Speaker: Und da sieht man tatsächlich so verschiedene Geschwindigkeiten.
Speaker: Also dass einerseits viele Initiativen existieren.
Speaker: Wir haben viel Wissen.
Speaker: Wir haben viele Institute, auch viele Initiativen vor Ort und auch Akteure, die durchaus ja auch das in ihre DNA quasi integriert haben.
Speaker: Das ist ja auch das, was wir immer wieder erleben in Gesprächen.
Speaker: Und gleichzeitig aber eben sozusagen auch dann auf so einer politischen Ebene, wo man eben sieht, okay, da fallen dann vielleicht auch Fördermittel weg.
Speaker: Da ist dann nicht mehr die Unterstützung da, obwohl es eigentlich so notwendig ist.
Speaker: Und das ist erstmal so dieser Status Quo.
Speaker: Und das ist für mich aber auch so gleichzeitig ein Zeichen, dass wir in diesem transformativen Prozess drin sind, weil eben aus dieser Reibung heraus auch ein Stück weit der Islamik entstehen kann.
Speaker: Aber gab es denn da jetzt eine Art Konklusio oder weil du sagst, wo auch ins Handeln kommen, ins Tun kommen?
Speaker: Also hat da jemand zu was gesagt?
Speaker: Es wurde also dieses vom Handeln ins Tun kommen, wurde so aus ganz vielen verschiedenen Perspektiven dann auch nach dem Talk noch beleuchtet.
Speaker: Also es gab dann eben auch ein Panel zum Thema Energie, Energiewirtschaft.
Speaker: Und da wurde dann auch nochmal so ganz klar, eben so wie man mit diesem Thema beschäftigt,
Speaker: bereits im Handeln ist, auch teilweise durchaus auch konträr diskutiert.

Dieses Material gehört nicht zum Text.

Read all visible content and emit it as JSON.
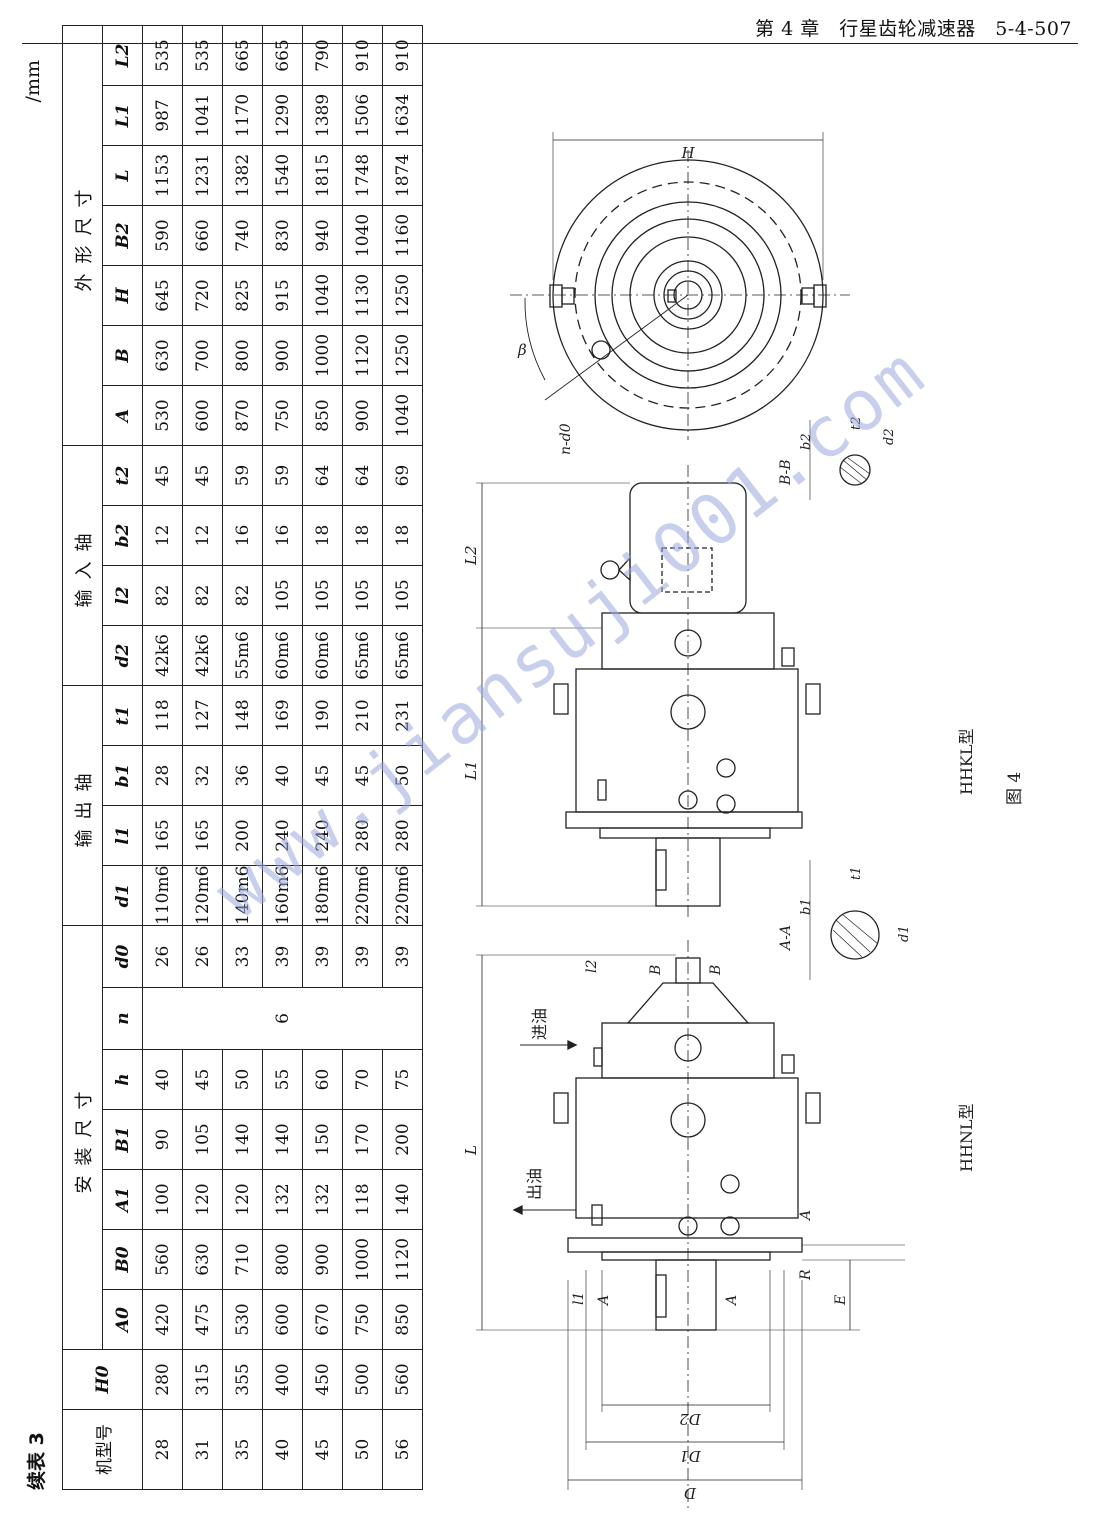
{
  "header": {
    "text": "第 4 章　行星齿轮减速器　5-4-507"
  },
  "table": {
    "label": "续表 3",
    "unit": "/mm",
    "model_header": "机型号",
    "h0_header": "H0",
    "groups": {
      "install": "安装尺寸",
      "output": "输出轴",
      "input": "输入轴",
      "outline": "外形尺寸"
    },
    "columns": [
      "A0",
      "B0",
      "A1",
      "B1",
      "h",
      "n",
      "d0",
      "d1",
      "l1",
      "b1",
      "t1",
      "d2",
      "l2",
      "b2",
      "t2",
      "A",
      "B",
      "H",
      "B2",
      "L",
      "L1",
      "L2"
    ],
    "n_value": "6",
    "rows": [
      {
        "model": "28",
        "h0": "280",
        "a0": "420",
        "b0": "560",
        "a1": "100",
        "b1i": "90",
        "h": "40",
        "d0": "26",
        "d1": "110m6",
        "l1": "165",
        "b1": "28",
        "t1": "118",
        "d2": "42k6",
        "l2": "82",
        "b2": "12",
        "t2": "45",
        "A": "530",
        "B": "630",
        "H": "645",
        "B2": "590",
        "L": "1153",
        "L1": "987",
        "L2": "535"
      },
      {
        "model": "31",
        "h0": "315",
        "a0": "475",
        "b0": "630",
        "a1": "120",
        "b1i": "105",
        "h": "45",
        "d0": "26",
        "d1": "120m6",
        "l1": "165",
        "b1": "32",
        "t1": "127",
        "d2": "42k6",
        "l2": "82",
        "b2": "12",
        "t2": "45",
        "A": "600",
        "B": "700",
        "H": "720",
        "B2": "660",
        "L": "1231",
        "L1": "1041",
        "L2": "535"
      },
      {
        "model": "35",
        "h0": "355",
        "a0": "530",
        "b0": "710",
        "a1": "120",
        "b1i": "140",
        "h": "50",
        "d0": "33",
        "d1": "140m6",
        "l1": "200",
        "b1": "36",
        "t1": "148",
        "d2": "55m6",
        "l2": "82",
        "b2": "16",
        "t2": "59",
        "A": "870",
        "B": "800",
        "H": "825",
        "B2": "740",
        "L": "1382",
        "L1": "1170",
        "L2": "665"
      },
      {
        "model": "40",
        "h0": "400",
        "a0": "600",
        "b0": "800",
        "a1": "132",
        "b1i": "140",
        "h": "55",
        "d0": "39",
        "d1": "160m6",
        "l1": "240",
        "b1": "40",
        "t1": "169",
        "d2": "60m6",
        "l2": "105",
        "b2": "16",
        "t2": "59",
        "A": "750",
        "B": "900",
        "H": "915",
        "B2": "830",
        "L": "1540",
        "L1": "1290",
        "L2": "665"
      },
      {
        "model": "45",
        "h0": "450",
        "a0": "670",
        "b0": "900",
        "a1": "132",
        "b1i": "150",
        "h": "60",
        "d0": "39",
        "d1": "180m6",
        "l1": "240",
        "b1": "45",
        "t1": "190",
        "d2": "60m6",
        "l2": "105",
        "b2": "18",
        "t2": "64",
        "A": "850",
        "B": "1000",
        "H": "1040",
        "B2": "940",
        "L": "1815",
        "L1": "1389",
        "L2": "790"
      },
      {
        "model": "50",
        "h0": "500",
        "a0": "750",
        "b0": "1000",
        "a1": "118",
        "b1i": "170",
        "h": "70",
        "d0": "39",
        "d1": "220m6",
        "l1": "280",
        "b1": "45",
        "t1": "210",
        "d2": "65m6",
        "l2": "105",
        "b2": "18",
        "t2": "64",
        "A": "900",
        "B": "1120",
        "H": "1130",
        "B2": "1040",
        "L": "1748",
        "L1": "1506",
        "L2": "910"
      },
      {
        "model": "56",
        "h0": "560",
        "a0": "850",
        "b0": "1120",
        "a1": "140",
        "b1i": "200",
        "h": "75",
        "d0": "39",
        "d1": "220m6",
        "l1": "280",
        "b1": "50",
        "t1": "231",
        "d2": "65m6",
        "l2": "105",
        "b2": "18",
        "t2": "69",
        "A": "1040",
        "B": "1250",
        "H": "1250",
        "B2": "1160",
        "L": "1874",
        "L1": "1634",
        "L2": "910"
      }
    ]
  },
  "drawing": {
    "label_hhnl": "HHNL型",
    "label_hhkl": "HHKL型",
    "figure_caption": "图 4",
    "label_in_oil": "进油",
    "label_out_oil": "出油",
    "section_aa": "A-A",
    "section_bb": "B-B",
    "dim_L": "L",
    "dim_L1": "L1",
    "dim_L2": "L2",
    "dim_H": "H",
    "dim_D": "D",
    "dim_D1": "D1",
    "dim_D2": "D2",
    "dim_E": "E",
    "dim_R": "R",
    "dim_A": "A",
    "dim_l1": "l1",
    "dim_l2": "l2",
    "dim_t1": "t1",
    "dim_t2": "t2",
    "dim_b1": "b1",
    "dim_b2": "b2",
    "dim_d1": "d1",
    "dim_d2": "d2",
    "dim_beta": "β",
    "dim_nd0": "n-d0",
    "cut_A": "A",
    "cut_B": "B",
    "watermark": "www.jiansuji001.com"
  }
}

Speaker: Ich fand es für mich so sehr spannend, es gab auch noch mal ein Interview mit einem Impact-Investor, der halt einfach auch noch mal gesagt hat, okay, ich kann hier halt wirklich in die Sachen investieren, die tatsächlich einen nachhaltigen Effekt haben für den Aumann.
Speaker: Und es gab dann tatsächlich auch nochmal ein Stück weit am nächsten Tag Best Practices.
Speaker: Da war ich dann tatsächlich nicht mehr da.
Speaker: Aber da wurde so ein bisschen auch nochmal das präsentiert, was bereits existent ist.
Speaker: Zusätzlich dazu gab es am Abend des ersten Tages ein Alp Futures Award, der eben auch an Initiativen und an Produkte auch ausgegeben wurde, die wirklich dann auch schon eine Vorreiterrolle einnehmen und zeigen, wie man ins Handeln kommen sein kann.
Speaker: Und da war ganz spannend, weil wir hatten ja gestartet heute mit dem Impulse-Fernifest und das haben wir ja auch nicht alleine gemacht, sondern da waren ja auch Akteure aus dem Tourismus dabei, unter anderem eben auch der Stefan Egenter vom Allgäu Tourismus und den habe ich tatsächlich dann an dem Award-Abend wieder getroffen.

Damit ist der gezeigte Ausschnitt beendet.